Um tiroteio foi registrado noite desta segunda-feira, 5, perto do palácio presidencial Miraflores, no centro de Caracas, na Venezuela. A situação está sob controle, informou uma fonte próxima ao governo à agência AFP.
Ainda de acordo com a mesma fonte, drones não identificados começaram a sobrevoar o Palácio Miraflores, e as forças de segurança venezuelana reagiram com disparos. A origem dos artefatos não foi informada.
Os tiros foram registrados por moradores por volta das 20h do horário local (às 21h no horário de Brasília) e publicados nas redes sociais. Pelas imagens, é possível ver rajadas de disparos cruzando o céu na capital venezuelana.
“Parecia o som de detonações, muito seguidas”, disse à AFP um morador que vive a cinco quadras do Palácio de Miraflores. “A primeira coisa que me veio à mente foi verificar se havia aviões sobrevoando, mas não havia”, disse.
“Só vi duas luzes vermelhas no céu”, acrescentou, sob condição de anonimato. “Durou aproximadamente um minuto.”
Conforme a agência, vídeos mostram o palácio presidencial às escuras e projéteis sendo disparados.

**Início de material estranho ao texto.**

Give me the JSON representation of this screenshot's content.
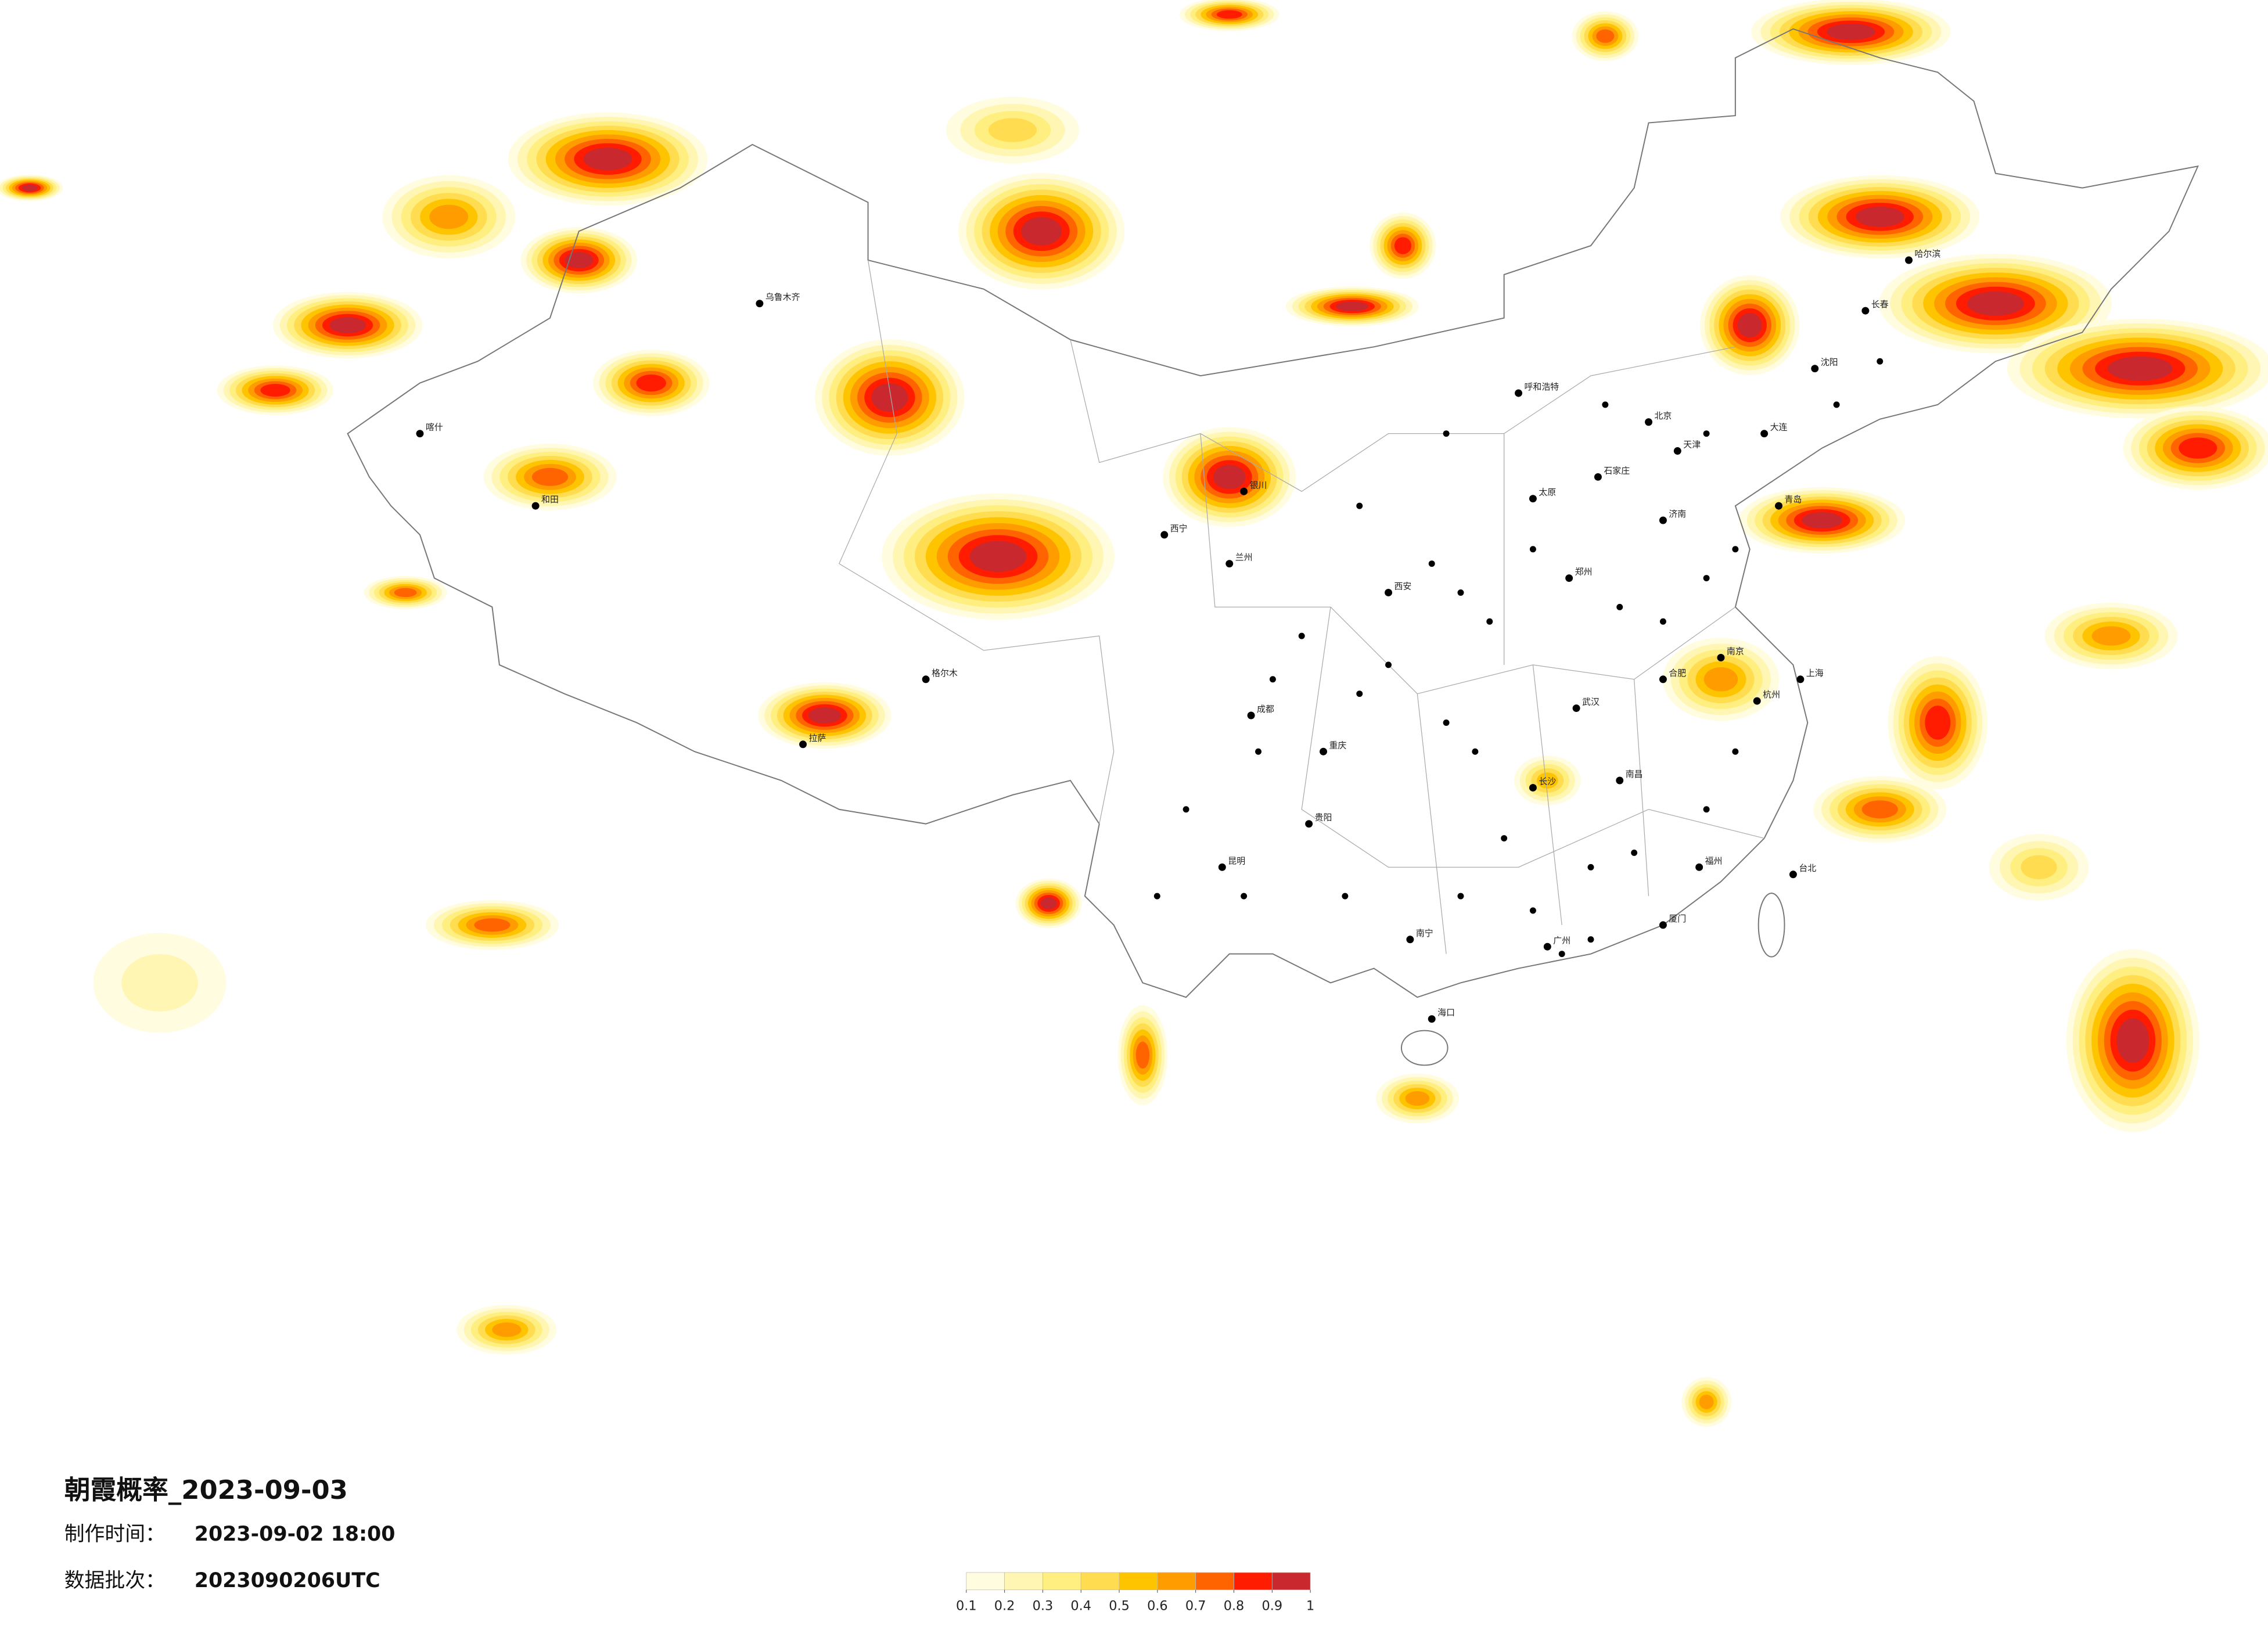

Ouvem-se rajadas seguidas de detonações. Agentes da polícia também são vistos nas proximidades do Palácio de Miraflores, segundo as imagens.

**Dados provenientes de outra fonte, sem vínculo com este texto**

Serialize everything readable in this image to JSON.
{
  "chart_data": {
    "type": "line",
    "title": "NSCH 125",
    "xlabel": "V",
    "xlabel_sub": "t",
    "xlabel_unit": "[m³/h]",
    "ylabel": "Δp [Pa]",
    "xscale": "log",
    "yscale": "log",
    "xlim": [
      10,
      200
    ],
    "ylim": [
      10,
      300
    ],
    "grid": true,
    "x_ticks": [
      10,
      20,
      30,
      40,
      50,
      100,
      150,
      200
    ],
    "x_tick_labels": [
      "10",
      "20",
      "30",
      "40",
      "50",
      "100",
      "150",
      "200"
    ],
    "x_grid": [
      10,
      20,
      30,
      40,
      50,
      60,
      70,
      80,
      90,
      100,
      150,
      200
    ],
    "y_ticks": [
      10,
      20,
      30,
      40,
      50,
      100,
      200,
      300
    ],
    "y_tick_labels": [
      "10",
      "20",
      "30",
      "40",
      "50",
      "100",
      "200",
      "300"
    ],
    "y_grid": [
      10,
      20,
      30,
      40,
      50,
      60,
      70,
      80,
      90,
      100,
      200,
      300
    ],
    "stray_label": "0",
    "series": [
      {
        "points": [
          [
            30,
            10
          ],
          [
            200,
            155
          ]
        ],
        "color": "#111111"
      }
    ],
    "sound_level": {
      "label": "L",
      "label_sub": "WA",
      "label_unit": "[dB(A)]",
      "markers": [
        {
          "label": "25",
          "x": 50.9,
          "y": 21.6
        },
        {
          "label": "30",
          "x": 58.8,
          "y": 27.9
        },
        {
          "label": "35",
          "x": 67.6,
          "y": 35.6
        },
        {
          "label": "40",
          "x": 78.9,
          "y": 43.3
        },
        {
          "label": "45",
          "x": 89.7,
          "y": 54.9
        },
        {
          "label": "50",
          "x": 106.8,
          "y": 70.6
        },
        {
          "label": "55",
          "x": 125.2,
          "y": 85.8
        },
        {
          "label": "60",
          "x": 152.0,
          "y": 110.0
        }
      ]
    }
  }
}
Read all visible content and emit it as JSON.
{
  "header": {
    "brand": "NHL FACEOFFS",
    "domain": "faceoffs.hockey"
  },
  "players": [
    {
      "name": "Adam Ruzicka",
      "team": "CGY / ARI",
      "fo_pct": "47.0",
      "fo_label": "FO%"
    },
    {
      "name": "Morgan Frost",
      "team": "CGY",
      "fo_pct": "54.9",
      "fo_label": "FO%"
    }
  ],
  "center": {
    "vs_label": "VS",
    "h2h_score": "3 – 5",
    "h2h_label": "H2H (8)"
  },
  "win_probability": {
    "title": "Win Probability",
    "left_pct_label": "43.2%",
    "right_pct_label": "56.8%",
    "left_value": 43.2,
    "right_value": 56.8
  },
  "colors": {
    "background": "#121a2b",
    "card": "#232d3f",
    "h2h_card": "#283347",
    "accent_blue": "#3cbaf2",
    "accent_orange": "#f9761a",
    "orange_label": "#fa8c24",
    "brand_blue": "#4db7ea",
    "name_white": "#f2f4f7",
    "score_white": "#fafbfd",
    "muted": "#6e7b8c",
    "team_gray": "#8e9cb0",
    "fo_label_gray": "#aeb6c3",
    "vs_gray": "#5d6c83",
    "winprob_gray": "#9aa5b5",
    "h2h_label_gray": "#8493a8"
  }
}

O Ministério da Comunicação do governo venezuelano ainda não se manifestou até a última atualização deste texto.
O tiroteio acontece em um momento de tensão no país. No sábado, o ditador e líder venezuelano Nicolás Maduro foi preso após uma ofensiva militar dos Estados Unidos na Venezuela.
Nesta segunda, a ex-vice-presidente Delcy Rodríguez, aliada de Maduro, tomou posse como presidente interina do País no edifício do Parlamento do país. A líder foi empossada por seu irmão, o presidente da Assembleia Nacional, Jorge Rodríguez.
Também nesta segunda, o presidente Donald Trump afirmou em entrevista à NBC News, que os Estados Unidos não estão em guerra com a Venezuela descartou a possibilidade de a Venezuela passar por uma nova eleição em 30 dias.
“Não, não estamos (em guerra). Estamos em guerra com quem vende drogas. Estamos em guerra com quem esvazia suas prisões em nosso país, com seus viciados em drogas e com seus hospitais psiquiátricos”, afirmou o presidente dos EUA.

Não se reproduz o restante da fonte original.